Seine schwierigste Zeit hatte Herber bei Alba, die vielen Verletzungen machten ihm zu schaffen

Okay, ein paar Sneakers mehr als üblich gibt es im Auditorium schon zu sehen. Und auch die Anzahl an hochgewachsenen Menschen im Saal des Deutschen Theaters (DT) scheint größer als sonst an diesem Freitagabend. Einige einstige Kollegen des Autors sind gekommen.

Johannes Herber, den die meisten zu seiner aktiven Zeit Jo oder Joe Herber nannten, war Basketballprofi – unter anderem vier Jahre bei Alba – und Nationalspieler. Mitte 2012 beendete er seine Karriere im Alter von 29 Jahren nach mehreren Verletzungen. Nun liest Herber vor ausverkauftem Haus aus seiner soeben erschienenen Autobiografie, „Almost Heaven“. Nach Thomas Pletzingers „Gentlemen, wir leben am Abgrund“ (2012) ist es schon das zweite wichtige Basketballbuch, in dem Alba – zumindest zum Teil – zum Gegenstand wird.

Marco Seiffert vom RBB, Alba-Fan und zwischenzeitlich auch Alba-Hallensprecher, interviewt den Autor gewordenen Sportler dabei nach einer ersten kurzen Lesestrecke. Im Anschluss an die Lesung unterhalten sich beide mit Ulrich Khuon, dem basketballbegeisterten DT-Intendanten des DT.

Herber ist nicht gerade ein typisches Exemplar der Spezies Basketball-Profi. Entsprechend hat er auch weniger eine Sportlerbiografie als ein literarisch ambitioniertes Buch zur Faszination seines Sports geschrieben. Moderator Seiffert weist auch direkt – etwas klischeehaft – darauf hin, welche Lücke Herber im Alba-Tross hinterlasse: „Heute sieht man nur noch Spieler, die regungslos auf ihre Smartphones schauen – aber der, der im Hintergrund sitzt und die Süddeutsche liest, der fehlt.“

Der inzwischen 31-jährige Herber, der in einer der stärksten Ligen des College-Basketballs begann, ehe er bei Alba und in Frankfurt als Profi spielte, liest und erzählt von den „highest of highs“ und „lowest of lows“ einer Sportlerkarriere. Auf der einen Seite: „Madison Square Garden. New York City. […] Ich bin high. […] Heute ist das wichtigste Spiel meines Lebens. Madison Square Garden ist Mekka – wie Wembley oder Wimbledon, wie L’Alpe d’Huez oder die Streif. […] Game Time. Licht aus. Spot an.“ In einer Passage im HipHop-Duktus schildert Herber ein Halbfinale des Big East Tournament im College-Basketball vor 20.000 enthusiastischen Besuchern.

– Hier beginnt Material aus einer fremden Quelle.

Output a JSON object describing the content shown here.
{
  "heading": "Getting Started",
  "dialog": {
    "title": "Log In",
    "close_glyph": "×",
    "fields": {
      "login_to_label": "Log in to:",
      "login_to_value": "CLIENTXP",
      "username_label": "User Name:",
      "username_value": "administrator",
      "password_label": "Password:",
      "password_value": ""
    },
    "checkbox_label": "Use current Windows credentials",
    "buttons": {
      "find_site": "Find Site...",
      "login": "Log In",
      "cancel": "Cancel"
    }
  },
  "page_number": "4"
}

Und auf der anderen Seite: die Verletzungen, die Schmerzen jeden Morgen beim Aufstehen, die harte Sitzschale der Ersatzbank. „Du bist der Typ, der glaubte, es könne nichts Beschisseneres geben, als verletzt zuzuschauen. Jetzt aber weißt du, dass gesund zuzuschauen noch viel beschissener ist“, sagt Herber leise, aber betont. Der lakonisch-distanzierte Ton tut dem Buch gut. Seine wohl schwierigste Zeit hatte Herber bei Alba, vor allem die Verletzungen machten ihm fortan zu schaffen. Erster Kreuzbandriss 2007. Der nächste 2009.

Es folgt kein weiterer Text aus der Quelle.